Selon lui, l’ampleur et l’impact du changement climatique sur l’humanité sont tels qu’aucune « solution miracle » ne parviendra à l’endiguer. Le spécialiste se dit inquiet pour l’avenir du monde et dans ce contexte, il estime que toutes les options permettant de limiter le réchauffement climatique — dont la gestion du rayonnement solaire — doivent être envisagées. La méthode est toutefois encore au stade de la théorie. Idéalement, l’effet de ces particules réfléchissantes doit être similaire à ce que produisent les grandes éruptions volcaniques, lors desquelles des particules de dioxyde de soufre sont libérées et demeurent en suspension dans la stratosphère, où elles réfléchissent le rayonnement solaire. À titre d’exemple, l’éruption du mont Pinatubo aux Philippines, en 1991, a provoqué une baisse des températures mondiales d’environ 0,6°C pendant 15 mois!

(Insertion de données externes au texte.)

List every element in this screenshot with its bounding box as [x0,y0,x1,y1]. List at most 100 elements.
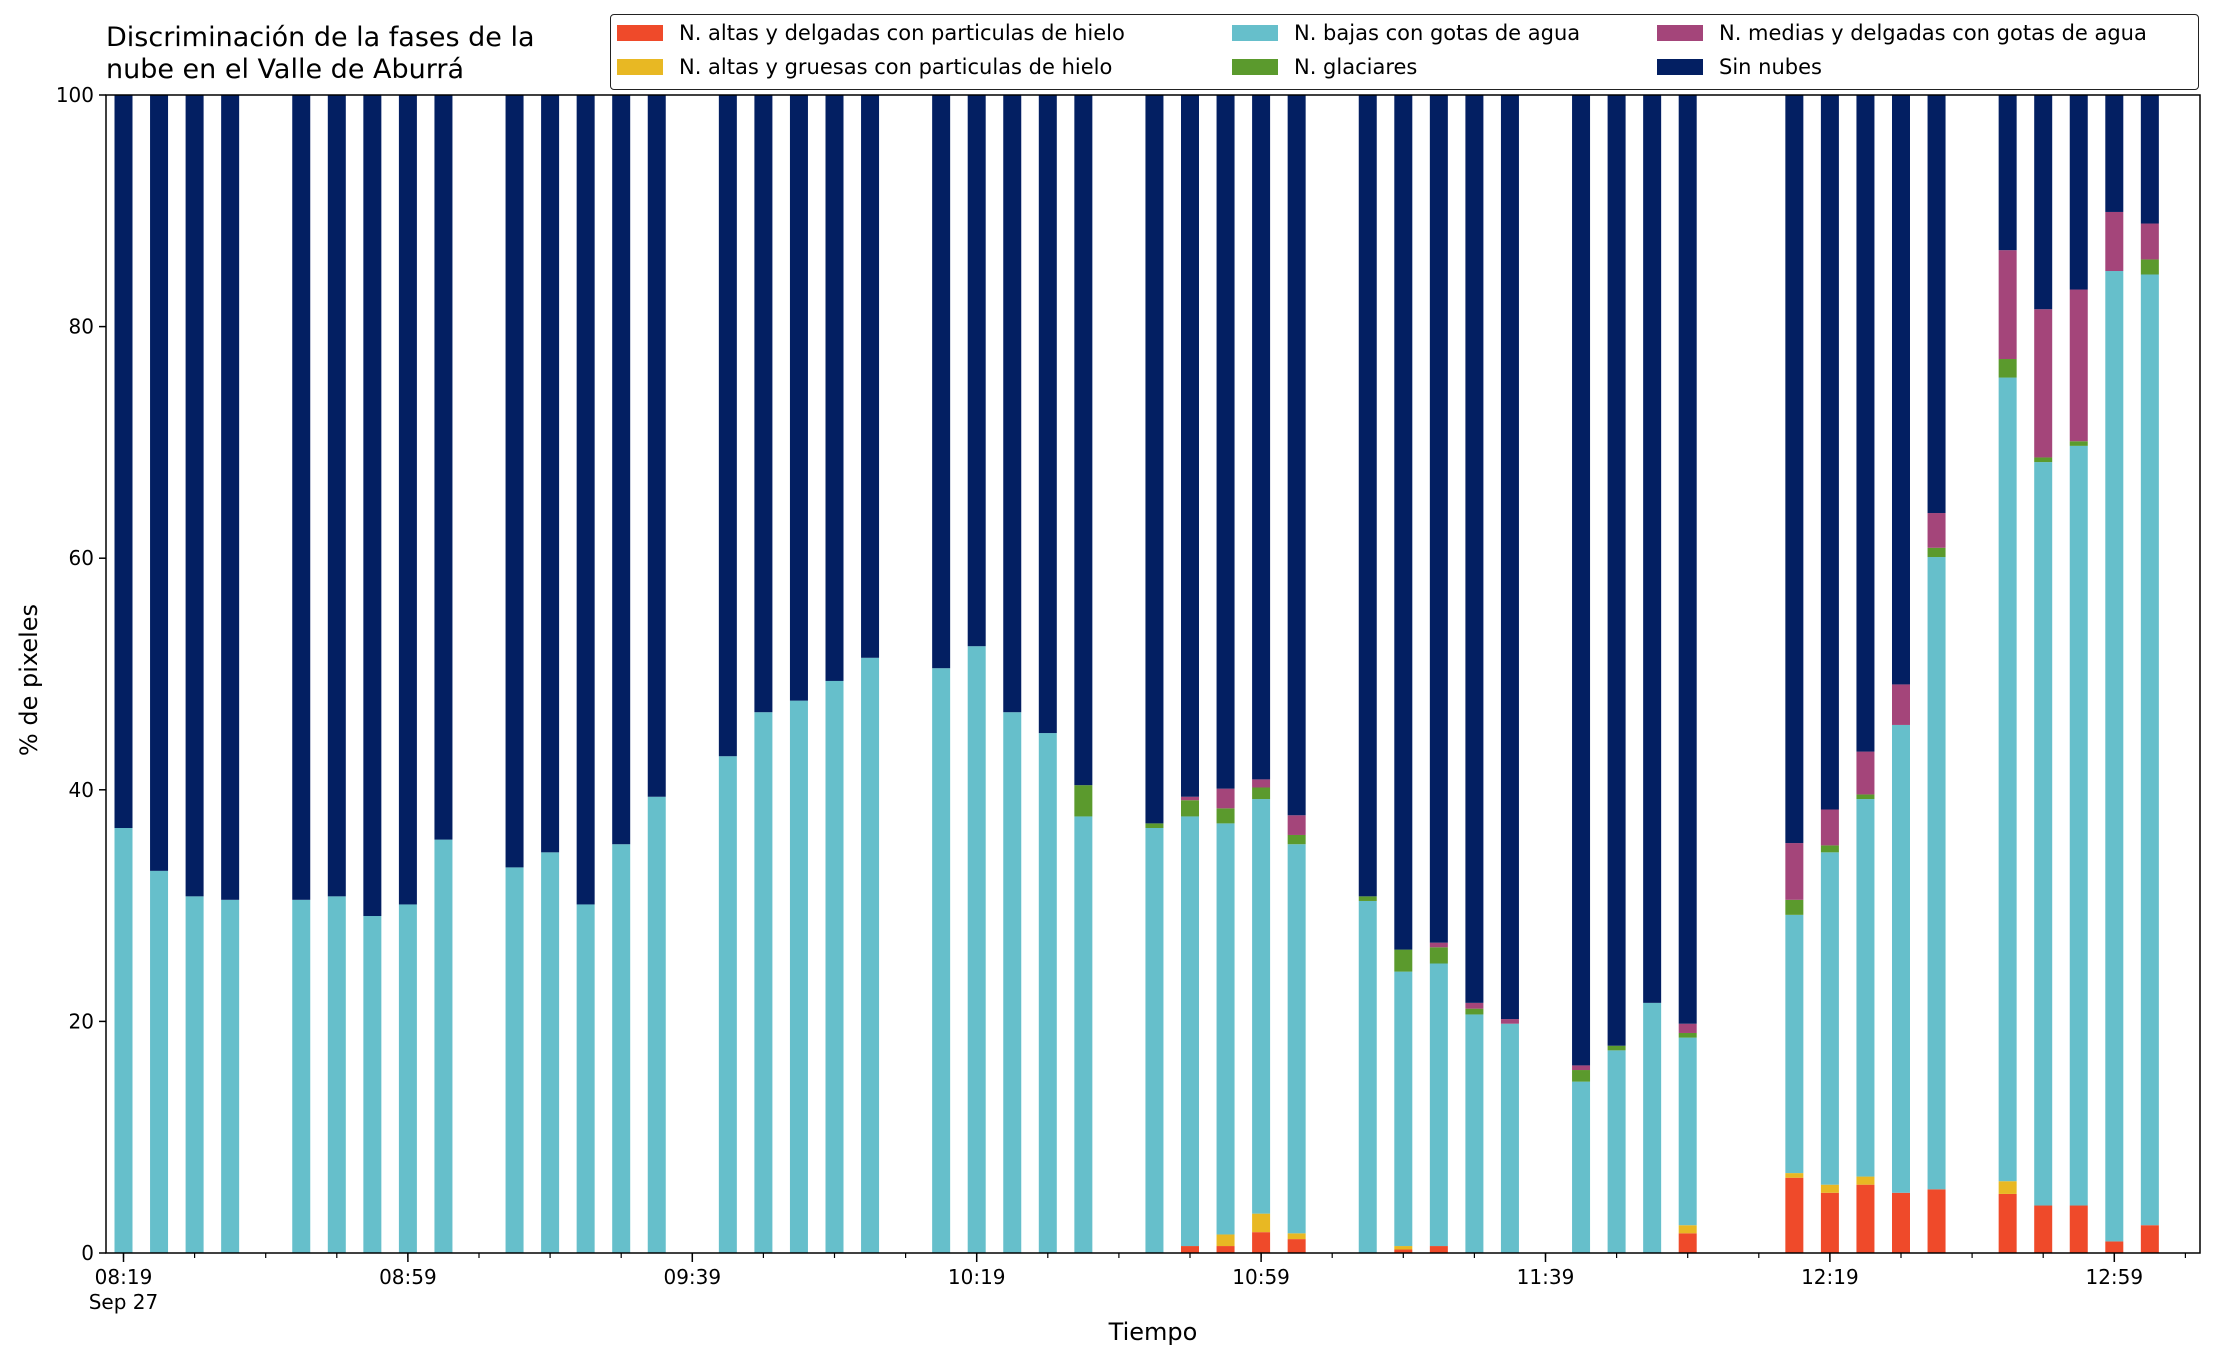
bar-segment [1892,684,1910,725]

Les chercheurs espèrent ainsi que SCoPEx fera progresser les modèles de géo-ingénierie solaire et améliorera la compréhension des risques et des avantages potentiels de cette technologie. Dans le cadre de ce projet, si leur vol d’essai est autorisé, ils prévoient dans un second temps de mener des expériences à petite échelle sur des aérosols de carbonate de calcium et d’autres substances, à une altitude de 20 km environ.